Questa donna non risponde allo stereotipo e dunque si scatena quella diffusa e penetrante cultura xenofoba, omofoba, misogina, razzista, che purtroppo dobbiamo registrare in modo sempre più esteso. Alimentata da situazioni nuove per i più, da politici e politiche che fanno leva proprio su semplici, dirette, orribili parole d'ordine, slogan che non colgono (volutamente) la complessità della realtà.

“Non sono razzista, ma...” “Fuori le tette, bella gnocca!”

Ma diamo voce, spazio, visibilità per quanto possibile con i mezzi che abbiamo a chi denuncia questo stato di cose, a chi interroga la nostra sensibilità, a chi ci sbatte in faccia questi fatti che devono scuotere la nostra “tranquillità”. Ascoltiamo come il colore della pelle, i riccioli dei capelli, i lineamenti, magari l'abbigliamento, diventino una sorta di apriscatole di un involucro di razzismo, cattiveria, ignoranza, violenza, tenuto talvolta sopito ma che alla prima occasione (la legge del branco, l'alcol, il protagonismo omofobo) si scatena violentemente.

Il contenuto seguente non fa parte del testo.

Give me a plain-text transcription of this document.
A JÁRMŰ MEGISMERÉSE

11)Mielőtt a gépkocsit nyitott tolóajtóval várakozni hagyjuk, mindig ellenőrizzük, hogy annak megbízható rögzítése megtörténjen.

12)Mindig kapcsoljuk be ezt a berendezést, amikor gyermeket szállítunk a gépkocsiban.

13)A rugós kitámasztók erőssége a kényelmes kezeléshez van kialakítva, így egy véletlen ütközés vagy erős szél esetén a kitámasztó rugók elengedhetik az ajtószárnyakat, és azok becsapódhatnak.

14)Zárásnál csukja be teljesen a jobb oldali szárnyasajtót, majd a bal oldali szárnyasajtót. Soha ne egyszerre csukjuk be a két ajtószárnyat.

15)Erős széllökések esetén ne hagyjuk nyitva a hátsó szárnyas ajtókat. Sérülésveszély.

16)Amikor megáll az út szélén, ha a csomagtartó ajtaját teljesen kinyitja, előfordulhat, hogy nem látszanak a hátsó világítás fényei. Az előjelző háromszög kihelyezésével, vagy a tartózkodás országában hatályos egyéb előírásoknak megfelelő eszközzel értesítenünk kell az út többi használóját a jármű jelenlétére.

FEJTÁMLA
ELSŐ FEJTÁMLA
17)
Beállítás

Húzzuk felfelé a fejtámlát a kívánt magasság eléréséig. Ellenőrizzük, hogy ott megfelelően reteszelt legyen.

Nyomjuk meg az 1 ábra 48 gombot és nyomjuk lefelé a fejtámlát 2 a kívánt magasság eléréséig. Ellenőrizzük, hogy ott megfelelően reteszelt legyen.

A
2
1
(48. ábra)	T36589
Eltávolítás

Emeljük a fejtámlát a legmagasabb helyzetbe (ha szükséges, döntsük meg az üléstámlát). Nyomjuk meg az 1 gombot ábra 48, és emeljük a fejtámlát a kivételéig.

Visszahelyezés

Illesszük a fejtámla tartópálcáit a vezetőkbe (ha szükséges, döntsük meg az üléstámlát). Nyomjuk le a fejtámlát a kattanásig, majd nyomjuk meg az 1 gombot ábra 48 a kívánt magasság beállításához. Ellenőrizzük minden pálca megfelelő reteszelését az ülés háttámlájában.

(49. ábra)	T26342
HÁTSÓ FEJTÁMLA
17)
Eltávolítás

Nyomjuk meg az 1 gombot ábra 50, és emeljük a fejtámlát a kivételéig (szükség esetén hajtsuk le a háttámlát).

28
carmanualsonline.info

«Al tavolo di ogni bar, a ogni incrocio si potevano captare l'affanno delle poche sinapsi di branchi di energumeni messe sotto sforzo, per portare avanti una discussione che puntualmente veniva condita da una frase come “sti negri de merda”, “non sono razzista ma...”, “andassero tutti a casa loro”, “li ammazzerei tutti”, “tira fuori le tette”, “bella gnocca vieni qua” (...) Nessuno ha chiesto il mio consenso, nessuno si è sentito responsabile per quello che stava accadendo (...) nessuna delle “loro (bianche) donne” mi è stata solidale.
Nessuno si è chiesto se fosse normale che una cameriera sottopagata dovesse sopportare per ore frasi del tipo “Che bela moreta, fammi un pompino” o semplicemente “non mi faccio servire da una marocchina”, tutto normale, tutto concesso, nobilitato dalla posizione di “salvatore della patria”, corpo solidale in caso di calamità naturale. Tutti sembravano non voler ricordare che machismo e razzismo vengono esercitati da qualsiasi corpo, tanto più se privilegiato e paramilitare».
Noi con lei non possiamo accettare tutto questo, non possiamo voltarci dall'altra parte, non vogliamo che questa cultura così orribile si possa esprimere in modo così esteso e diffuso. Noi con lei crediamo che un altro modo di convivere fra diversi sia non solo possibile, ma anche desiderabile.
«Io, come moltissime altre, non ci sto! Non sono disposta a dover lasciare la città perché non è per me spazio sicuro, non sono disposta a delegare la mia sicurezza a gruppi di militari maschi e testosteronici, non sono disposta a sorridere e lasciare correre “perché in fondo si scherza”, non sono disposta a essere complice della vostra lurida violenza quotidiana con il mio silenzio, non sono disposta a tutelare il buon costume della vostra civiltà, rispettosa solo con chi rientra nei canoni imposti. Non sono più disposta ad agognare sanguinante e invisibile perché voi possiate marciare in pace sul mio corpo e onorare la vostra patria».
Grazie “donna mulatta”, “cameriera sottopagata”, grazie del tuo coraggio e della tua voce, noi ci siamo.